Every year, you curl up and re-watch It’s a Wonderful Life at Christmas. Or maybe you simply can’t change the channel when you see Singin’ in the Rain playing on TV. Yes, these films from the Golden Age of Hollywood are classics — untouchable, beloved pieces of cinema. But there still might be a story about them that you don’t yet know. Here are 40 secrets from some of history’s most iconic films.

40. A famous Jaws line was actually an on-set inside joke

Richard Zanuck and David Brown produced the 1975 classic Jaws, but they were reportedly very stingy. One of the movie’s screenwriters, Carl Gottlieb, told The Hollywood Reporter in 2016 how “everyone kept telling them, ‘You’re gonna need a bigger boat.’ It became a catchphrase for any time anything went wrong.” And, when cameras were rolling, actor Roy Scheider improvised those six words at the perfect moment — and the rest is cinematic history.

39. A Haunted Spooks photoshoot cost Harold Lloyd two fingers

A photo shoot for his Harold Lloyd’s 1920 silent comedy, Haunted Spooks, wasn’t at all glamorous — it was almost deadly. The actor posed for a shot while a prop bomb was sizzling nearby Lloyd noted that, for a faux device, it was giving off quite a bit of smoke. Seconds later, he found out why: the prop explosive was actually a real bomb. The photographer flew across the room, and Lloyd lost a pair of his fingers.

38. The Phantom of the Opera’s star did his own makeup

Lon Chaney spent years on stage, and, during that time, he learned how to do his own makeup — and then some. He became so skilled at changing his looks that he started taking character roles over leading-man roles. On the set of 1923’s The Hunchback of Notre Dame and Phantom of the Opera two years later, he made himself into each movie’s titular character with false teeth, wax and grease-based paint.

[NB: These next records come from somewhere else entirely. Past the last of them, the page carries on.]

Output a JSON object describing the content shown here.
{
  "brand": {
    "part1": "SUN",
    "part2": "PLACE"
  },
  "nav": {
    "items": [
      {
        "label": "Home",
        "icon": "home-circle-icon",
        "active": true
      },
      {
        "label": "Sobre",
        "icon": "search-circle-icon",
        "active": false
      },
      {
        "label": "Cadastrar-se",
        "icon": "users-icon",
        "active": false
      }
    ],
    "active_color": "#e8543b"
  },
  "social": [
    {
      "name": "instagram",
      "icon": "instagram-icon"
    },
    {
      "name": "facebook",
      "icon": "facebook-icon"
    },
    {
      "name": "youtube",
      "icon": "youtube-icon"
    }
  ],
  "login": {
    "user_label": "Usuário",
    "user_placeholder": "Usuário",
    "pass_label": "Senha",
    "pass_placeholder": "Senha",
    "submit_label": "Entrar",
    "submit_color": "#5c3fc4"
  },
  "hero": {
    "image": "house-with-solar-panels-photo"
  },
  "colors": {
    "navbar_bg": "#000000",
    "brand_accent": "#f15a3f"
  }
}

37. Lawrence of Arabia: an epic film with an epic filming schedule

Most Hollywood movies spend about 150 days in pre-production before shooting for just over three months. Now, let’s compare that with Lawrence of Arabia, the 1962 Hollywood classic that clocks in at a whopping 227 minutes in length. The movie spent a jaw-dropping two years in pre-production, and then moved onto shooting for 14 months.